Macaw: A Machine Code Toolbox for the Busy Binary Analyst

Ryan G. Scott,Brett Boston,Benjamin Davis,Iavor Diatchki,Mike Dodds,Joe Hendrix,Daniel Matichuk,Kevin Quick,Tristan Ravitch,Valentin Robert,Benjamin Selfridge,Andrei Stefănescu,Daniel Wagner,Simon Winwood

When attempting to understand the behavior of an executable, a binary analyst can make use of many different techniques. These include program slicing, dynamic instrumentation, binary-level rewriting, symbolic execution, and formal verification, all of which can uncover insights into how a piece of machine code behaves. As a result, there is no one-size-fits-all binary analysis tool, so a binary analysis researcher will often combine several different tools. Sometimes, a researcher will even need to design new tools to study problems that existing frameworks are not well equipped to handle. Designing such tools from complete scratch is rarely time- or cost-effective, however, given the scale and complexity of modern instruction set architectures. We present Macaw, a modular framework that makes it possible to rapidly build reliable binary analysis tools across a range of use cases. Over a decade of development, we have used Macaw to support an industrial research team in building tools for machine code-related tasks. As such, the name "Macaw" refers not just to the framework itself, but also a suite of tools that are built on top of the framework. We describe Macaw in depth and describe the different static and dynamic analyses that it performs, many of which are powered by an SMT-based symbolic execution engine. We put a particular focus on interoperability between machine code and higher-level languages, including binary lifting from x86 to LLVM, as well verifying the correctness of mixed C and assembly code.

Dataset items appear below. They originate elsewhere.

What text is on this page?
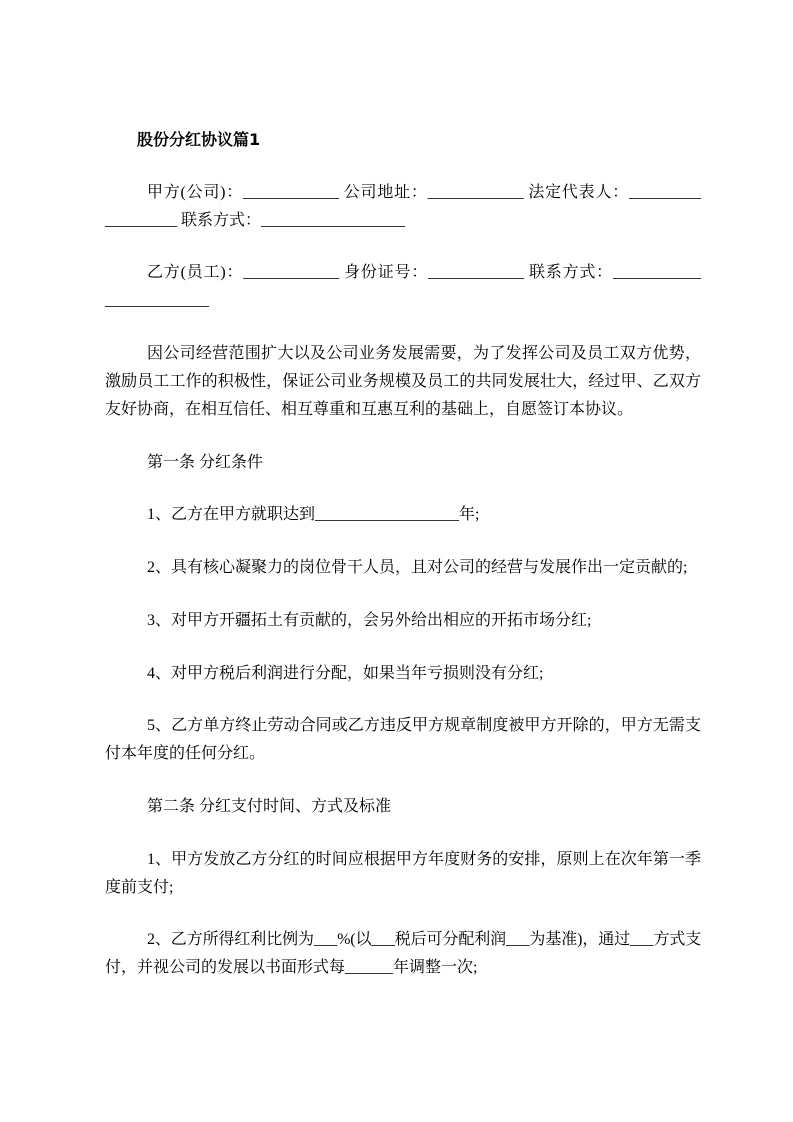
股份分红协议篇1
甲方(公司)：____________ 公司地址：____________ 法定代表人：_________
_________ 联系方式：__________________
乙方(员工)：____________ 身份证号：____________ 联系方式：___________
_____________
因公司经营范围扩大以及公司业务发展需要，为了发挥公司及员工双方优势，
激励员工工作的积极性，保证公司业务规模及员工的共同发展壮大，经过甲、乙双方
友好协商，在相互信任、相互尊重和互惠互利的基础上，自愿签订本协议。
第一条 分红条件
1、乙方在甲方就职达到__________________年;
2、具有核心凝聚力的岗位骨干人员，且对公司的经营与发展作出一定贡献的;
3、对甲方开疆拓土有贡献的，会另外给出相应的开拓市场分红;
4、对甲方税后利润进行分配，如果当年亏损则没有分红;
5、乙方单方终止劳动合同或乙方违反甲方规章制度被甲方开除的，甲方无需支
付本年度的任何分红。
第二条 分红支付时间、方式及标准
1、甲方发放乙方分红的时间应根据甲方年度财务的安排，原则上在次年第一季
度前支付;
2、乙方所得红利比例为___%(以___税后可分配利润___为基准)，通过___方式支
付，并视公司的发展以书面形式每______年调整一次;
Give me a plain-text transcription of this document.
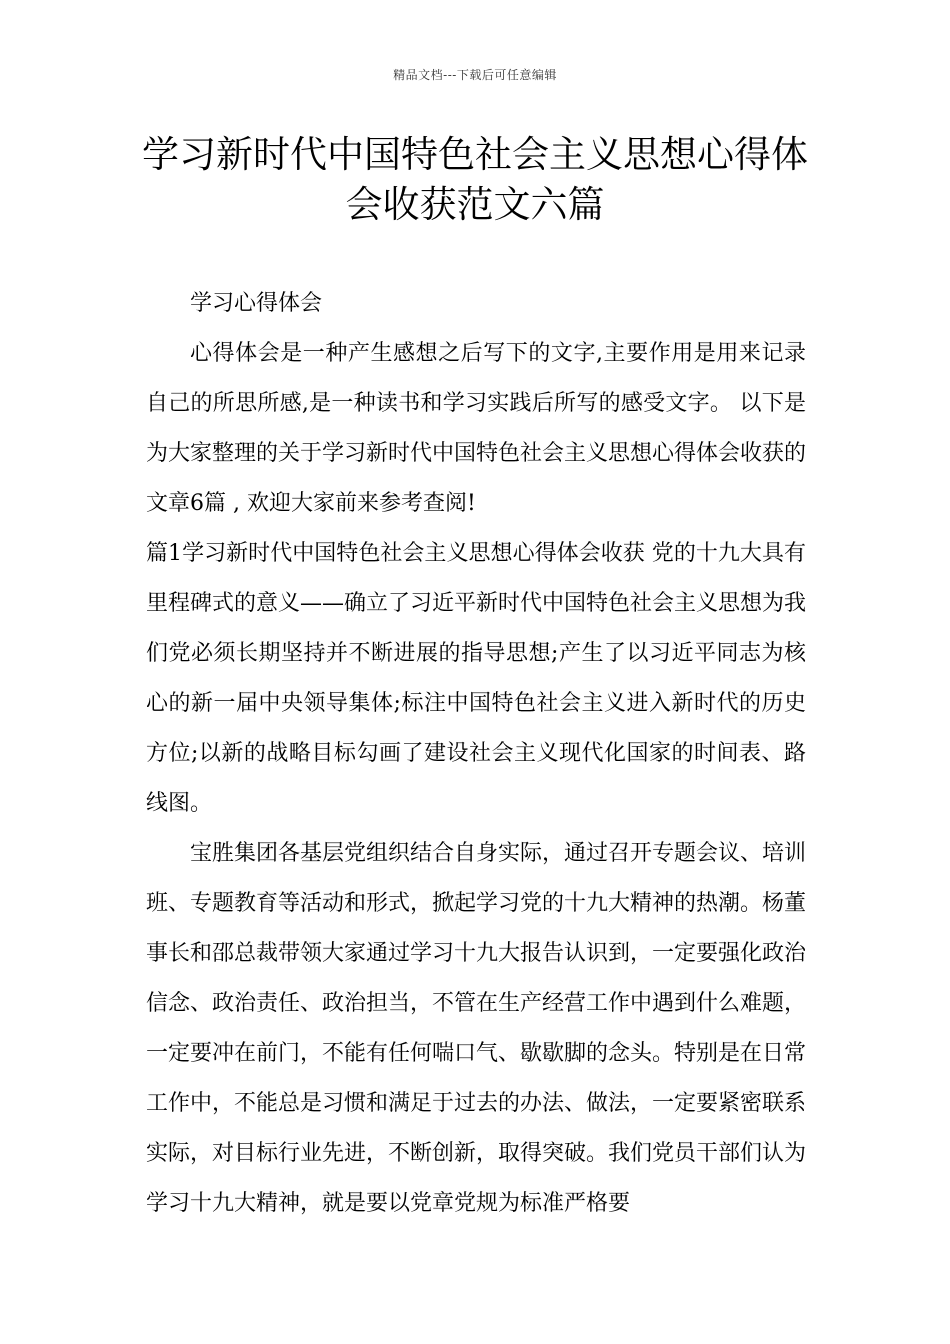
精品文档---下载后可任意编辑
学习新时代中国特色社会主义思想心得体会收获范文六篇

学习心得体会

心得体会是一种产生感想之后写下的文字,主要作用是用来记录自己的所思所感,是一种读书和学习实践后所写的感受文字。 以下是为大家整理的关于学习新时代中国特色社会主义思想心得体会收获的文章6篇 , 欢迎大家前来参考查阅!

篇1学习新时代中国特色社会主义思想心得体会收获 党的十九大具有里程碑式的意义——确立了习近平新时代中国特色社会主义思想为我们党必须长期坚持并不断进展的指导思想;产生了以习近平同志为核心的新一届中央领导集体;标注中国特色社会主义进入新时代的历史方位;以新的战略目标勾画了建设社会主义现代化国家的时间表、路线图。

宝胜集团各基层党组织结合自身实际，通过召开专题会议、培训班、专题教育等活动和形式，掀起学习党的十九大精神的热潮。杨董事长和邵总裁带领大家通过学习十九大报告认识到，一定要强化政治信念、政治责任、政治担当，不管在生产经营工作中遇到什么难题，一定要冲在前门，不能有任何喘口气、歇歇脚的念头。特别是在日常工作中，不能总是习惯和满足于过去的办法、做法，一定要紧密联系实际，对目标行业先进，不断创新，取得突破。我们党员干部们认为学习十九大精神，就是要以党章党规为标准严格要
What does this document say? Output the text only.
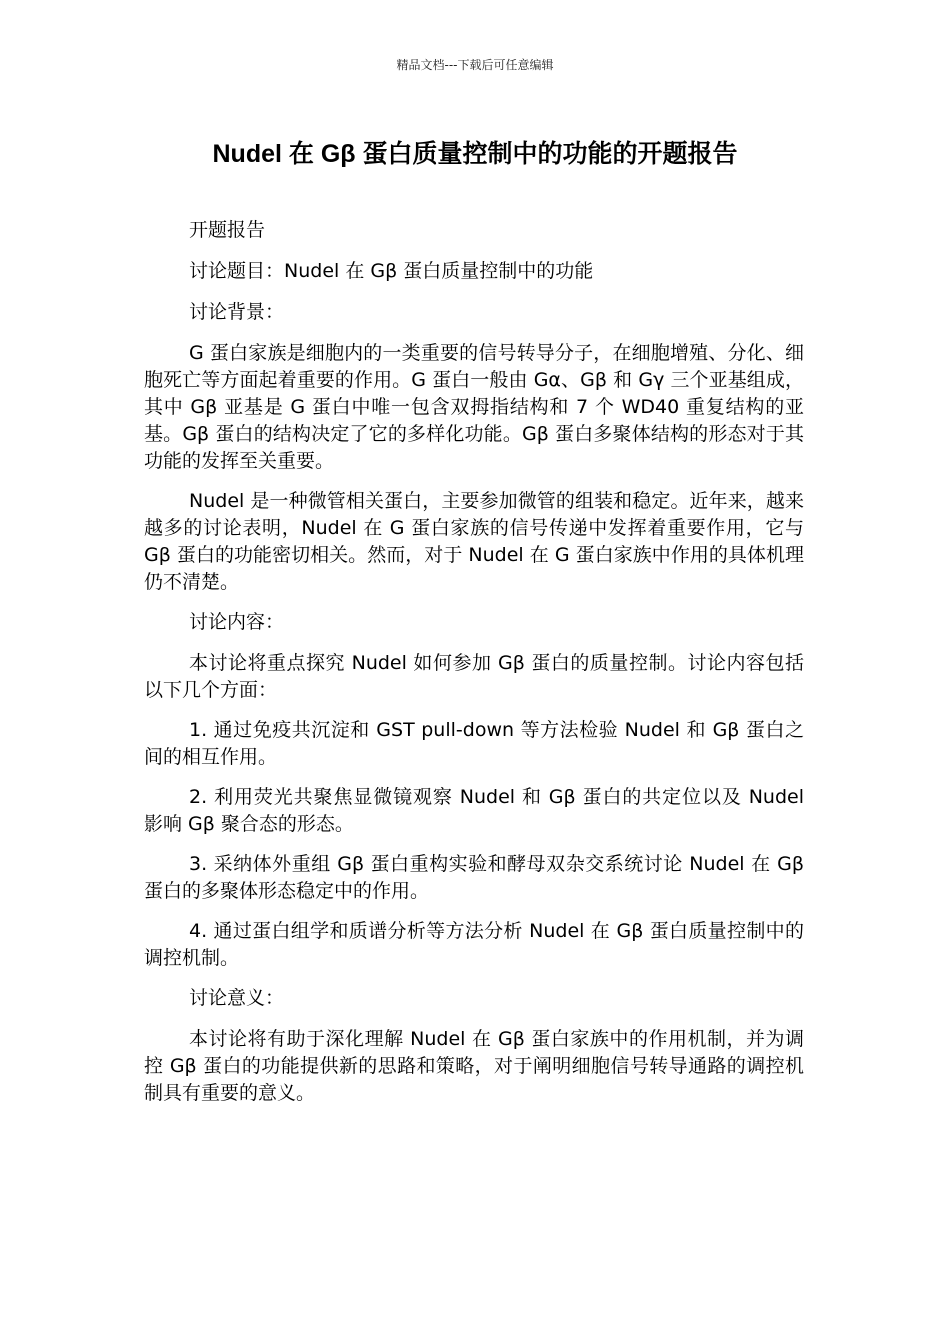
精品文档---下载后可任意编辑
Nudel 在 Gβ 蛋白质量控制中的功能的开题报告

开题报告

讨论题目：Nudel 在 Gβ 蛋白质量控制中的功能

讨论背景：

G 蛋白家族是细胞内的一类重要的信号转导分子，在细胞增殖、分化、细胞死亡等方面起着重要的作用。G 蛋白一般由 Gα、Gβ 和 Gγ 三个亚基组成，其中 Gβ 亚基是 G 蛋白中唯一包含双拇指结构和 7 个 WD40 重复结构的亚基。Gβ 蛋白的结构决定了它的多样化功能。Gβ 蛋白多聚体结构的形态对于其功能的发挥至关重要。

Nudel 是一种微管相关蛋白，主要参加微管的组装和稳定。近年来，越来越多的讨论表明，Nudel 在 G 蛋白家族的信号传递中发挥着重要作用，它与 Gβ 蛋白的功能密切相关。然而，对于 Nudel 在 G 蛋白家族中作用的具体机理仍不清楚。

讨论内容：

本讨论将重点探究 Nudel 如何参加 Gβ 蛋白的质量控制。讨论内容包括以下几个方面：

1. 通过免疫共沉淀和 GST pull-down 等方法检验 Nudel 和 Gβ 蛋白之间的相互作用。

2. 利用荧光共聚焦显微镜观察 Nudel 和 Gβ 蛋白的共定位以及 Nudel 影响 Gβ 聚合态的形态。

3. 采纳体外重组 Gβ 蛋白重构实验和酵母双杂交系统讨论 Nudel 在 Gβ 蛋白的多聚体形态稳定中的作用。

4. 通过蛋白组学和质谱分析等方法分析 Nudel 在 Gβ 蛋白质量控制中的调控机制。

讨论意义：

本讨论将有助于深化理解 Nudel 在 Gβ 蛋白家族中的作用机制，并为调控 Gβ 蛋白的功能提供新的思路和策略，对于阐明细胞信号转导通路的调控机制具有重要的意义。
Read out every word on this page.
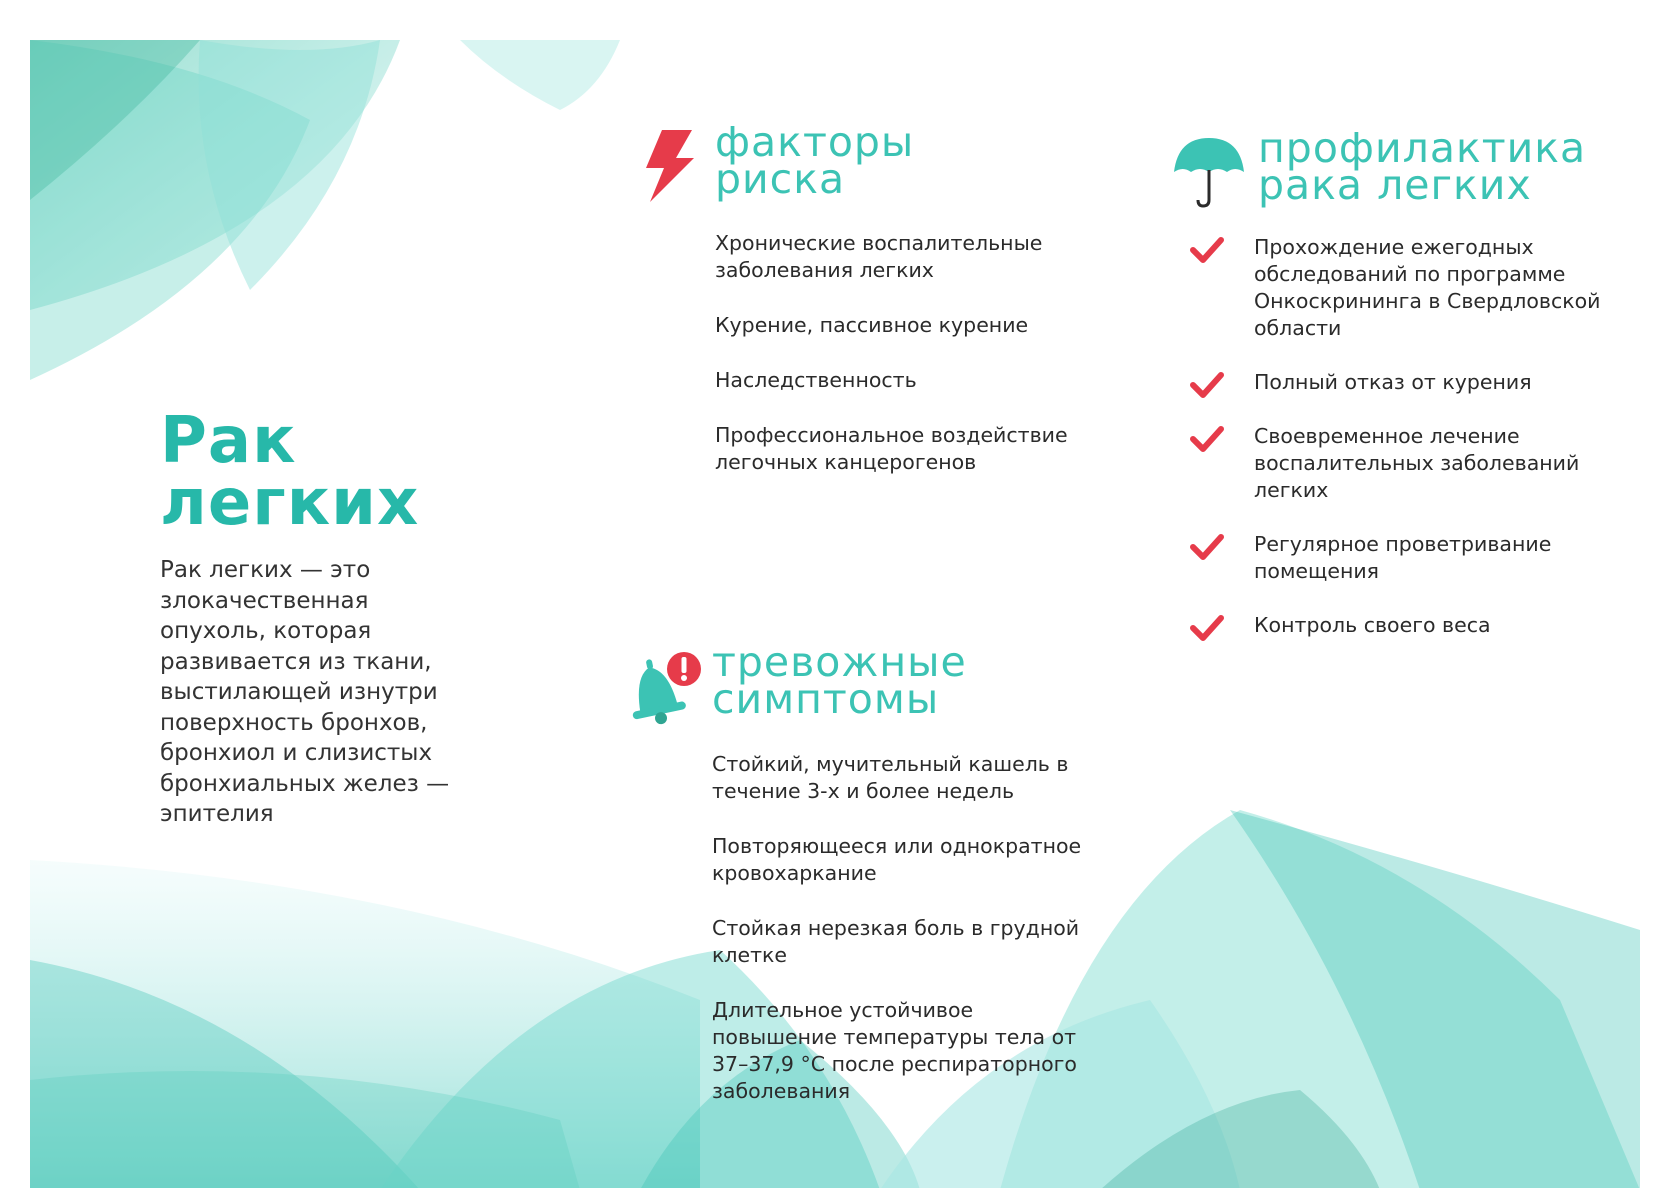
Рак
легких

Рак легких — это злокачественная опухоль, которая развивается из ткани, выстилающей изнутри поверхность бронхов, бронхиол и слизистых бронхиальных желез — эпителия

факторы
риска
Хронические воспалительные заболевания легких
Курение, пассивное курение
Наследственность
Профессиональное воздействие легочных канцерогенов
тревожные
симптомы
Стойкий, мучительный кашель в течение 3-х и более недель
Повторяющееся или однократное кровохаркание
Стойкая нерезкая боль в грудной клетке
Длительное устойчивое повышение температуры тела от 37–37,9 °С после респираторного заболевания
профилактика
рака легких
Прохождение ежегодных обследований по программе Онкоскрининга в Свердловской области
Полный отказ от курения
Своевременное лечение воспалительных заболеваний легких
Регулярное проветривание помещения
Контроль своего веса
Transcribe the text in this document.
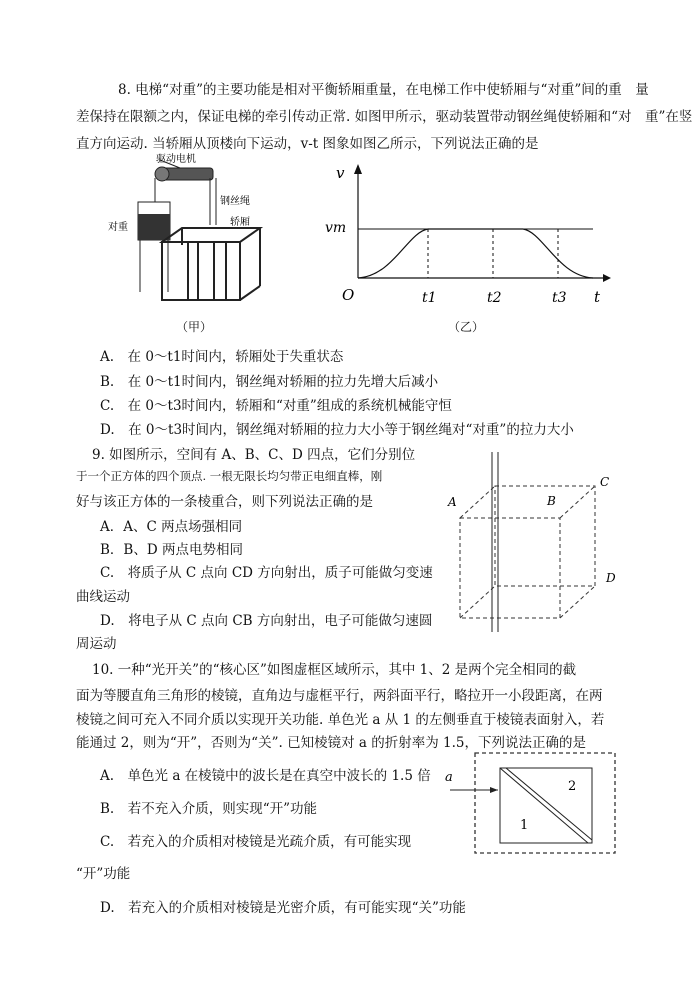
8. 电梯“对重”的主要功能是相对平衡轿厢重量，在电梯工作中使轿厢与“对重”间的重　量
差保持在限额之内，保证电梯的牵引传动正常. 如图甲所示，驱动装置带动钢丝绳使轿厢和“对　重”在竖
直方向运动. 当轿厢从顶楼向下运动，v-t 图象如图乙所示，下列说法正确的是
驱动电机
钢丝绳
对重	轿厢
（甲）
v
vm
O	t1	t2	t3 t
（乙）
A.　在 0～t1时间内，轿厢处于失重状态
B.　在 0～t1时间内，钢丝绳对轿厢的拉力先增大后减小
C.　在 0～t3时间内，轿厢和“对重”组成的系统机械能守恒
D.　在 0～t3时间内，钢丝绳对轿厢的拉力大小等于钢丝绳对“对重”的拉力大小
9. 如图所示，空间有 A、B、C、D 四点，它们分别位
于一个正方体的四个顶点. 一根无限长均匀带正电细直棒，刚
好与该正方体的一条棱重合，则下列说法正确的是
A．A、C 两点场强相同
B．B、D 两点电势相同
C.　将质子从 C 点向 CD 方向射出，质子可能做匀变速
曲线运动
D.　将电子从 C 点向 CB 方向射出，电子可能做匀速圆
周运动
A	B
C
D
10. 一种“光开关”的“核心区”如图虚框区域所示，其中 1、2 是两个完全相同的截
面为等腰直角三角形的棱镜，直角边与虚框平行，两斜面平行，略拉开一小段距离，在两
棱镜之间可充入不同介质以实现开关功能. 单色光 a 从 1 的左侧垂直于棱镜表面射入，若
能通过 2，则为“开”，否则为“关”. 已知棱镜对 a 的折射率为 1.5，下列说法正确的是
A.　单色光 a 在棱镜中的波长是在真空中波长的 1.5 倍
B.　若不充入介质，则实现“开”功能
C.　若充入的介质相对棱镜是光疏介质，有可能实现
“开”功能
D.　若充入的介质相对棱镜是光密介质，有可能实现“关”功能
a
1
2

翻译：在尝试理解可执行文件的行为时，二进制分析师可采用多种不同技术。这些技术包括程序切片、动态插桩、二进制级重写、符号执行和形式化验证，所有这些方法都能揭示机器代码的行为方式。因此，不存在适用于所有场景的二进制分析工具，二进制分析研究人员通常需要组合多种不同工具。有时，研究人员甚至需要设计新工具来研究现有框架无法妥善处理的问题。然而，考虑到现代指令集架构的规模和复杂性，完全从零开始设计此类工具在时间或成本上往往不具效益。我们提出Macaw——一个模块化框架，能够支持快速构建适用于多种使用场景的可靠二进制分析工具。经过十余年的开发，我们已运用Macaw支持工业研究团队构建用于机器代码相关任务的工具。因此，“Macaw”不仅指代框架本身，也包含构建于该框架之上的一系列工具。我们将深入阐述Macaw的设计，并描述其执行的静态与动态分析功能，其中多项功能由基于SMT的符号执行引擎驱动。我们特别关注机器代码与高级语言之间的互操作性，包括从x86到LLVM的二进制提升，以及混合C语言与汇编代码的正确性验证。